De même, on pourra critiquer le scénario qui est comme les images de synthèses : faux et peu enclin à diriger l’œuvre vers le haut. Les facilités l’accablent. Finalement le Burton de la décennie 2010 c’est un peu ça : l’artiste est toujours là mais il préfère ne plus se salir les mains, ne plus prendre le moindre risque et verser dans une facilité maladive. En témoignent encore une fois les présences de Johnny Depp et Helena Bonham Carter, décidément toujours au générique.
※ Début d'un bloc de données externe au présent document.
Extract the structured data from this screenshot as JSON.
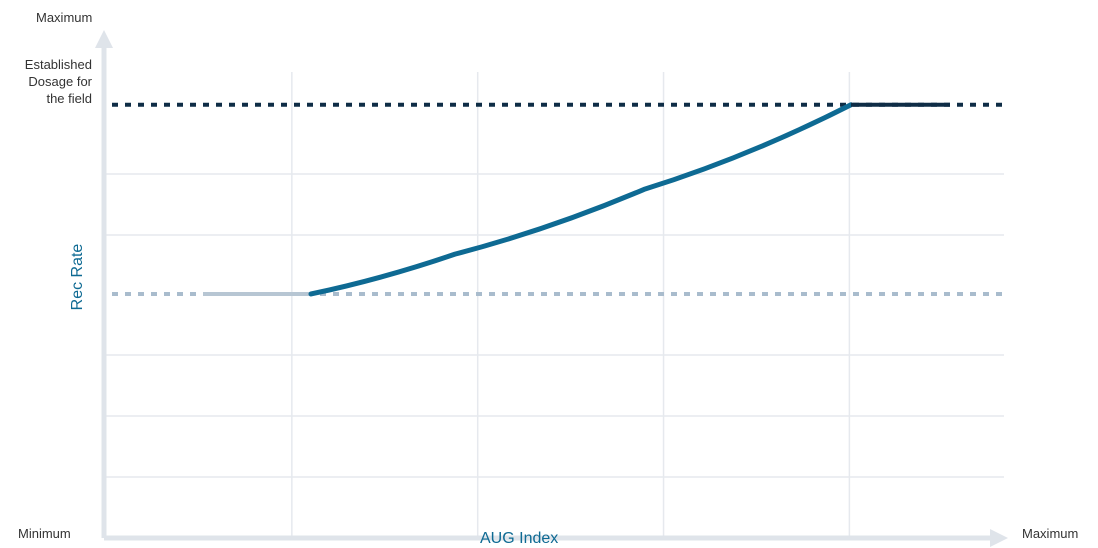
{
  "chart_data": {
    "type": "line",
    "xlabel": "AUG Index",
    "ylabel": "Rec Rate",
    "x_axis_labels": {
      "min": "Minimum",
      "max": "Maximum"
    },
    "y_axis_labels": {
      "max": "Maximum",
      "reference": "Established\nDosage for\nthe field"
    },
    "xlim": [
      0,
      1
    ],
    "ylim": [
      0,
      1
    ],
    "grid": true,
    "reference_lines": [
      {
        "value": 0.87,
        "style": "dotted",
        "color": "#0f2d46"
      },
      {
        "value": 0.49,
        "style": "dotted",
        "color": "#a9bccd"
      }
    ],
    "segments": [
      {
        "style": "flat-low",
        "x": [
          0.11,
          0.23
        ],
        "y": [
          0.49,
          0.49
        ],
        "color": "#b7c6d3"
      },
      {
        "style": "curve",
        "x": [
          0.23,
          0.39,
          0.6,
          0.83
        ],
        "y": [
          0.49,
          0.57,
          0.7,
          0.87
        ],
        "color": "#0e6a93"
      },
      {
        "style": "flat-high",
        "x": [
          0.83,
          0.94
        ],
        "y": [
          0.87,
          0.87
        ],
        "color": "#0f2d46"
      }
    ],
    "colors": {
      "curve": "#0e6a93",
      "axis": "#dfe4ea",
      "grid": "#e6e9ee"
    }
  }
}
Heureusement pour nous, « Dark Shadows » constitue pour autant un excellent divertissement saupoudré d’un humour et d’une sensualité pour le moins agréables. Les costumes sont somptueux (Depp apparaît comme une superbe nouvelle version du Nosferatu de Murnau) et puis il y a Eva Green. La française irradie le métrage d’une chaleur torride, d’un magnétisme fulgurant en grande méchante. Ses assauts finaux en poupée de porcelaine brisée arrachent quelques-uns des frissons les plus excitants de l’année. Sa présence sauve les meubles et sort quelque peu le film du simple divertissement. Burton se retrouve enfin, peut-être est-ce annonciateur d’une suite de carrière revenant aux origines. Etonnamment, cela semble bien parti puisqu’il retrouve la merveilleuse animation en stop-motion de « L’Etrange Noël de Mr. Jack » et « Les Noves Funèbres » avec « Frankenweenie » prévu pour octobre. La bande-annonce laisse rêveur, espérons que le film procure les mêmes sentiments.